La fourmi Lasius niger

La fourmi Lasius neoniger (Linné) ou Lasius niger, appelée également fourmi noire des jardins est une petite fourmi (3-5 mm) de la sous-famille des Formicinés. Elle appartient au groupe niger contenant trois autres espèces morphologiquement très proches mais habitant des milieux très différents.

L. niger est commune en Europe, en Amérique du Nord et en Asie. Elle niche majoritairement dans les milieux urbanisés où elle colonise les jardins, les espaces sous les pavés, les dalles ou les pots de fleurs. Le nid est généralement sous-terrain et comprend une petite partie hypogée formée à partir de boulettes de terre agglomérées grâce aux sécrétions salivaires des ouvrières. C’est une espèce omnivore et opportuniste qui se nourrit de fruits, de graines de petits insectes morts et qui pratique fréquemment l’élevage de pucerons. Les colonies matures sont strictement monogynes (une unique reine) et peuvent comprendre plusieurs milliers d’individus (jusqu’à plus de 10 000). La reine, mesurant jusqu’à 9 mm, peut vivre plusieurs années (le record d’espérance de vie ayant été obtenu par une reine élevée en laboratoire aux E.U. durant 29 années). Les colonies se reproduisent lors de vols nuptiaux annuels massifs. Les reines dispersent et s’accouplent aux mâles puis cherchent un lieu pour débuter une fondation au sol. Elles perdent leurs ailes ou les arrachent grâce à leurs mandibules. La fondation peut être pléométrotique (18% des fondations dans Sommer & Hölldobler [1995]) mais les reines ne semblent pas rechercher ou éviter les autres fondatrices (Sommer & Hölldobler 1995), cependant on observe souvent des agrégats de reines lorsqu’on les confine dans une même boîte) et elle est claustrale (la ou les reines s’enferment et élèvent leur premières ouvrières en utilisant leurs réserves corporelles).

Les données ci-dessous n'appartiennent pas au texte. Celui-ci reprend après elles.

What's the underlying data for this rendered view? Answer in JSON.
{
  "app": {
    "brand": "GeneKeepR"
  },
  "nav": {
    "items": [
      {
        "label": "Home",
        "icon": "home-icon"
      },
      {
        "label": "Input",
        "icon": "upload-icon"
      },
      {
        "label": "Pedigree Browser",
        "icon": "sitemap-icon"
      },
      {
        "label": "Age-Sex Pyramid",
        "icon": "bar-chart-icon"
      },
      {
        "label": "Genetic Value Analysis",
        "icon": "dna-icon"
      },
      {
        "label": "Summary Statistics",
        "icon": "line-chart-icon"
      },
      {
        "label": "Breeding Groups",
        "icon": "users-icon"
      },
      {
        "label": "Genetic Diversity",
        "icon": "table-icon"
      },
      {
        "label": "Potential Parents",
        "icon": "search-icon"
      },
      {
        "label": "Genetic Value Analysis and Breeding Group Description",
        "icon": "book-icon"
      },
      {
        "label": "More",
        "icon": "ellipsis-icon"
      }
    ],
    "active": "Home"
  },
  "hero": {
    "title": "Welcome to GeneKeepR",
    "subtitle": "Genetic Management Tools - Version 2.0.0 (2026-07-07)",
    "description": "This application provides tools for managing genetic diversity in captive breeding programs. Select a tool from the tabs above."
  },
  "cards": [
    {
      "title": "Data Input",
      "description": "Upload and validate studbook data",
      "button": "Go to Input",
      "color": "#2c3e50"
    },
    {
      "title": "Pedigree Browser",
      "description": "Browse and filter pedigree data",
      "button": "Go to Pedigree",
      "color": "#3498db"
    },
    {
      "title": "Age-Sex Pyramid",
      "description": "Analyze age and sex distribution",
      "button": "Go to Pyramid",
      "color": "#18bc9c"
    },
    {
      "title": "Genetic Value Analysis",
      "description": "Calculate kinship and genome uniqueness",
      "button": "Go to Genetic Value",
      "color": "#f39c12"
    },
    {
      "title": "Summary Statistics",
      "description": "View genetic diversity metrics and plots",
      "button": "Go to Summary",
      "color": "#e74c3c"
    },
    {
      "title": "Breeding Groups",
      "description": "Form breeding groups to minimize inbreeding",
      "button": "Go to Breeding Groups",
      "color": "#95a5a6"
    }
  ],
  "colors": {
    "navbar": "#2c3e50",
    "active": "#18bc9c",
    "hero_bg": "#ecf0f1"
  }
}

Les reines perdent en moyenne 50% de leur poids durant la fondation (voir chapitre 4). Les fondations pléométrotiques sont plus productives que les fondations solitaires (Holman et coll. 2010a; Sommer & Hölldobler 1995).

Lorsque les premières ouvrières éclosent dans les fondations pléométrotiques, les reines s’engagent progressivement dans des combats violents. Une seule reine survit aux combats et monopolise la reproduction du nid.